E.C.1010.02-1
アメジアの第一王女が来国して、二週間が経った。その間王女はジュエリアル城内の「宮廷」に滞在していた。同じ城内とは言え、レオンハルトは「後宮」で暮らしているため、彼女との交流は無い。
けれど噂は、いくつか聞こえてくる。
歓迎の宴以降、王女は祖国の装束を脱ぎ、ジュエリアルの装束で過ごしているとか。
そのため、当然のことながら顔を隠していたヴェールを外して素顔を晒しているとか。
そしてその素顔は、まるで精巧にこしらえられた人形のように美しいのだとか。
「宮廷」に出入りし彼女の素顔を目にした者は、彼女のことをいつしか「人形姫」と呼ぶようになった。
「あら。

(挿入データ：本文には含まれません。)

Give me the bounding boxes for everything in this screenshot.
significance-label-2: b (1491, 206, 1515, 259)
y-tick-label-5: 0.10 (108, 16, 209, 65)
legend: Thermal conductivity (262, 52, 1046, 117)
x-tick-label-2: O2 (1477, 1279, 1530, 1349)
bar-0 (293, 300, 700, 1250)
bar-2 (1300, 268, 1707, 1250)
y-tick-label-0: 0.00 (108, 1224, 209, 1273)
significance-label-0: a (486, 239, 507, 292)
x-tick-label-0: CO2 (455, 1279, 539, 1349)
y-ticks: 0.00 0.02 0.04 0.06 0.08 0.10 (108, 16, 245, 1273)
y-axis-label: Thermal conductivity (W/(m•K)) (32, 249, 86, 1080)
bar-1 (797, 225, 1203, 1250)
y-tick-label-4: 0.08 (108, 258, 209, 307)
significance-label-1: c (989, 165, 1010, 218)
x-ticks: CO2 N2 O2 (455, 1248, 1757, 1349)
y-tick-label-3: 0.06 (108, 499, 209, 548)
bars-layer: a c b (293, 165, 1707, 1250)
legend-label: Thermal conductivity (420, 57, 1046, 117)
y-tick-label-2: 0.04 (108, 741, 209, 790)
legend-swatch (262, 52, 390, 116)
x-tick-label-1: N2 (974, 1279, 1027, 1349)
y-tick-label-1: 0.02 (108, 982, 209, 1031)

ごきげんよう、レオンハルト皇子殿下」
嫌な奴に会った。
「後宮」の廊下を歩いていたレオンハルトは、ばったり出くわした胡桃色の髪と翠の瞳をした二十歳ほどの女を見て、そう思った。
しかし当然、そのような心中は微塵も顔に出したりはしない。品行方正な第二皇子として完璧な、容姿の愛らしさを存分に振り撒く微笑みを浮かべて見せた。
「ご機嫌麗しゅう存じます、第四皇妃殿下」
優雅に礼をするレオンハルトを見て満足げに微笑む淑女の名は、ジャスティーン=キャヴェンド=ジュエリアル。
皇帝の第四皇妃で、レオンハルトにとってはセレスティアと同じく義母に当たる。
けれどセレスティアとは決定的に違うところは、この女はレオンハルトを嫌っているということ。
そしてレオンハルトもまた、この女のことが嫌いだということだ。
「お一人で出歩かれるなど、珍しいですわね。また第三皇妃殿下のお部屋に遊びに行かれてましたの?本当に仲がよろしいこと。たまにはわたくしのお部屋も訪ねて来てくださればよろしいのに」
「えぇ……機会があれば、ぜひ」
絵に描いたような社交辞令にジャスティーンは一瞬片眉を顰めるも、すぐに貼り付いたような笑みを浮かべた。
「そういえば殿下、アメジアの姫君のお顔はもうご覧になりまして?」
「はい?」
突然の話に、レオンハルトは訝る。
彼女が意味も無くこんな話題を振るわけがない。ジャスティーンという女は計算高くで強かで、常に周りを蹴落とす機会を窺っているような女だ。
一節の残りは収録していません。